Je le noterai dans l’original, si je le retrouve.

*Jacqueline Risset, 33 écrits sur Dante, conçu et présenté par Jean-Pierre Ferrini et Sara Svolacchia, Éditions Nous 2021

*

They are seventeen years old. Buddies from way back when, both following courses in audiovisual. I saw them grow up, but never expected their visit nor the reason behind it.

They arrived loaded down with enough supplies for a family meal. They wanted to offer me “a French meal”: mushroom omelet, sauteed mixed vegetable, salad, baguette, cheese; they prepared everything, cooked…While telling me about a project they would like to realize, if I’m willing. A personal project consisting of interviews about my life, combined with excerpts of my readings of pieces of my stories, and the images these would suggest to them.

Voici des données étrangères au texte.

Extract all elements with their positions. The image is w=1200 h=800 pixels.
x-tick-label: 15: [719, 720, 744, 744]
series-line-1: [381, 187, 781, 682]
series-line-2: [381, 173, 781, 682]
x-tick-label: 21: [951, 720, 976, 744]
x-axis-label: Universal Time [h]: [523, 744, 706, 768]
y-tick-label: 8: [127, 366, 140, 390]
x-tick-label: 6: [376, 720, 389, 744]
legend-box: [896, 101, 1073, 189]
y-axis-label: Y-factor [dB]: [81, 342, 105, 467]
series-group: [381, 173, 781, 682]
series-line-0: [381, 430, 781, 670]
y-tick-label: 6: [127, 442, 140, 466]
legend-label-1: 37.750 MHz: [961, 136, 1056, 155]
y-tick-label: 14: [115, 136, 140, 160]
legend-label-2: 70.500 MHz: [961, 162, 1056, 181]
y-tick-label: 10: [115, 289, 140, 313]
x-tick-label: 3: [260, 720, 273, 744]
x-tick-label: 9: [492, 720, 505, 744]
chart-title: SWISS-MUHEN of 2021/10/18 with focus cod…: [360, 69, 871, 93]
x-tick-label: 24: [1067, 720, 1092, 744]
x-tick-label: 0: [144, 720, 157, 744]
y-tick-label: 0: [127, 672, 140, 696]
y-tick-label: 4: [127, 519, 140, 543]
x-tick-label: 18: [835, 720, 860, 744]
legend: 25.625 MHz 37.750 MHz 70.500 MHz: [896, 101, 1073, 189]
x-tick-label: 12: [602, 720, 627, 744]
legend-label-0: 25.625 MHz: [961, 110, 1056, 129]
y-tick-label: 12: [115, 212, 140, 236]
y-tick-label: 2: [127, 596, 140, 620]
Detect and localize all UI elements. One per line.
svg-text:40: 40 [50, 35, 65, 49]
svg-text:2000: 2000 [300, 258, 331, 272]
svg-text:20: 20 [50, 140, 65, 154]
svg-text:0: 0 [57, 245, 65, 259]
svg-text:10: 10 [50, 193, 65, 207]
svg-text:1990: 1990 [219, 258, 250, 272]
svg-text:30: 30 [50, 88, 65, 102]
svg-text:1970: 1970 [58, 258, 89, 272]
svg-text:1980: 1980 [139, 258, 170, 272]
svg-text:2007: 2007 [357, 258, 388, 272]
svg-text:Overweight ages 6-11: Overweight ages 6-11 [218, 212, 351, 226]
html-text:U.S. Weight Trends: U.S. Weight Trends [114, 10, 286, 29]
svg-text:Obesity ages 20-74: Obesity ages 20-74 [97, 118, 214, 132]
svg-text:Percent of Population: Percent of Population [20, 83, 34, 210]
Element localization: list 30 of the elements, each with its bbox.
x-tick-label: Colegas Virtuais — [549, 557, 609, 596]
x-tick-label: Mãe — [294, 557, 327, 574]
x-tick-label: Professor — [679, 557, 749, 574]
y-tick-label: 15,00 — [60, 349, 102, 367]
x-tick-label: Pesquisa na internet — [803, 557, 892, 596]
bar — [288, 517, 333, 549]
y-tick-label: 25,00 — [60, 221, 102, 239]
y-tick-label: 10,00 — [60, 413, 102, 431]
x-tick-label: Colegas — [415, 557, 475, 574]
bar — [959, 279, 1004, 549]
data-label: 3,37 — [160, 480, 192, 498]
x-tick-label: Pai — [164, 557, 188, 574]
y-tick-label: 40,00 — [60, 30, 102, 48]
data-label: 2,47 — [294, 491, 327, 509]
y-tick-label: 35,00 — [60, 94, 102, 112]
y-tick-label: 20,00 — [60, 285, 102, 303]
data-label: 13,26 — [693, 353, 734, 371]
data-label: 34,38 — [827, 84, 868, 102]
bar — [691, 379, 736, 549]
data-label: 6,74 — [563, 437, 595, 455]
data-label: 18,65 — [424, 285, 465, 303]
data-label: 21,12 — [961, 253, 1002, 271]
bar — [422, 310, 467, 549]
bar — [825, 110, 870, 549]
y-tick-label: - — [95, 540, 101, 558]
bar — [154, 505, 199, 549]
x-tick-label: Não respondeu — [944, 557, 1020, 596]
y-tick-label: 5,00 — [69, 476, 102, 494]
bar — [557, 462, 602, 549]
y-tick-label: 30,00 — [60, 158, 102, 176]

Unexpected, that’s for sure. But I accepted, of course.

(They are both boarders at their Lycée; one of them tells me he’s pasted a quote from one of my stories on his door at the dorm. Years ago, when he was nine, I’d had him in a two-day workshop where he had put together an illustrated story using cut-out figures out of a pile of old magazines. The other boy showed up at my door one day, when he was 11, seeking English lessons.)

*

I keep on digging through two of the texts in Risset 33 écrits sur Dante : the 21 st “He who sees while dreaming” – the obscure kernel of experience; and the 22nd Dantesibyl : Excess and Forgetting : the Sibyl’s leaves, concerning the enigmatic verses evoking the Sibyl of Cumes in the last Canto of Paradise. It so happens that, in Virgil’s Eneid, it is she who guides Eneas through Hell. The same Virgil who will serve as Dante’s guide up to the gates of heaven, in the Divine Comedy.

It was said of her that the Sibyl kept her oracles in good order inside her lair. But as soon as the door was opened, the wind would rush in and scatter the leaves about, without the Sibyl attempting to gather them up or set them back in order.

In Paradise, the verse concerning her occur as the high vision is fading. And, Dante writes, as the dream dissolves, there remains the sweetness of it in memory, just as the snow melts in the sun, and the wind scatters the Sibyl’s pronouncements noted on light leaves.

The 22nd text ends on the following words by Risset : “Enigma, amazement, silence, void : a fascinating field is evoked in which forgetfulness, dreaming, snow are gathered as emblems around her figure” (that of the Sibyl).

As I read this text, resurfaces the memory of a short tale I wrote in English, years ago. An untranslatable one since it contains a sentence, as understood (in English) of words spoken in Yiddish and that serve as a kind of magic formula for the child. She heard: Alice good snail. When in fact, the words that were spoken were : Alles gut, schnell.

I’ll note down the original if I find it again.